4. Print the final manual checklist (see references/methodology.md).

Rules

• READ-ONLY: never change code or assets. Only report and write the token.
• Speed > exhaustiveness: scan.sh uses parallel grep/jq and finishes in seconds.
• No error swallowing: if any scan command fails, that line is reported as FAIL and the scan continues.
• Token location: .precheck-pass at the repo root; the guard tests it with an mmin -60 filter.
• Local-only: designed for manual, local runs; keep it out of CI to avoid false signals.

Known limits

• No runtime crash testing; that's TestFlight + a crash reporter. Static analysis only.
• Several checks are advisory WARNs gated on detected signals (Sign in with Apple 4.8, external-purchase 3.1.1(a), tracking/IDFA without ATT, analytics vs privacy manifest, metadata URLs and placeholder copy).
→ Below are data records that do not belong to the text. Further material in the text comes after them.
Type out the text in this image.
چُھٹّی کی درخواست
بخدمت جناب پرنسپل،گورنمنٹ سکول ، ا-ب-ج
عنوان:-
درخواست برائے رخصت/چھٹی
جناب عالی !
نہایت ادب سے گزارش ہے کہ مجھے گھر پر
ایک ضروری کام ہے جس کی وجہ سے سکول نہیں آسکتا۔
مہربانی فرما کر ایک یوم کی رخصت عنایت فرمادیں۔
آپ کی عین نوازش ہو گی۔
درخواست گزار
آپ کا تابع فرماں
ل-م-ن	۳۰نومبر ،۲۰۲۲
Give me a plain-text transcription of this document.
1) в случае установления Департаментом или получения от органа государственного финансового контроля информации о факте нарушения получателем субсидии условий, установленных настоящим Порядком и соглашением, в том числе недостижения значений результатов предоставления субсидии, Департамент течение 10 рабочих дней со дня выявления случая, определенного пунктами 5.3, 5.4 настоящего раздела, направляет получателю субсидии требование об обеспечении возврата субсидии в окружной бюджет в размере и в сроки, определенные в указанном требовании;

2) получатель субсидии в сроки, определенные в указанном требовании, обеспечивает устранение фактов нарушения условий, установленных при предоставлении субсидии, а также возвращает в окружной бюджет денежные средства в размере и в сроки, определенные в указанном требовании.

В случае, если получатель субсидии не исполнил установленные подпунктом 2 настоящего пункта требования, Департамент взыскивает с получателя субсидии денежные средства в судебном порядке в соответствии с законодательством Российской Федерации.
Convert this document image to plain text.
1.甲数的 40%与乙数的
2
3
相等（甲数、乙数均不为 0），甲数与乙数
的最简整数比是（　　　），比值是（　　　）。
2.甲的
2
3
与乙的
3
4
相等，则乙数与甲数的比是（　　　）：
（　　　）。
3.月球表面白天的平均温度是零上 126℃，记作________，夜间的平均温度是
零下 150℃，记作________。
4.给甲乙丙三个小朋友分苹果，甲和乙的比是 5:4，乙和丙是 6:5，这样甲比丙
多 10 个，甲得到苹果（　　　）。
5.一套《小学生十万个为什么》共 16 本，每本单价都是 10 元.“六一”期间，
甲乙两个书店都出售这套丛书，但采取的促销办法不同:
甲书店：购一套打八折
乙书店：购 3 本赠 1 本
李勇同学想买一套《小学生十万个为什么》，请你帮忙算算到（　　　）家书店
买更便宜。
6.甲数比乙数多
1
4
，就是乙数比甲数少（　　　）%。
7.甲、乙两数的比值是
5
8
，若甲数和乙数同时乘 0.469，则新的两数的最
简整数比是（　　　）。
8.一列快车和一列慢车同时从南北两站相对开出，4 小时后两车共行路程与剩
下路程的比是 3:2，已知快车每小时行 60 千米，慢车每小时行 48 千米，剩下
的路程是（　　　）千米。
The export-compliance key is flagged when absent, but the actual encryption answer still belongs in App Store Connect.
• The adversarial reviewer is a heuristic simulation, not a guarantee of Apple's decision.
• Most accurate for native Swift / SwiftUI. The metadata, privacy-manifest, screenshots, and export-compliance checks apply to any iOS app, but the code-level checks read Swift source, so on React Native (JavaScript) or Flutter (Dart) they under-detect rather than false-fire.
• iOS only.
• Phase 0 detects only structural drift (added/removed section numbers); see the reference for why.

Optional: upload guard hook

hooks/fastlane-guard.sh blocks fastlane deliver/pilot/release unless a fresh .precheck-pass token exists. In Claude Code it auto-wires via hooks/hooks.json. In other environments, wire it as a pre-command check yourself, or treat the token as a manual go/no-go signal.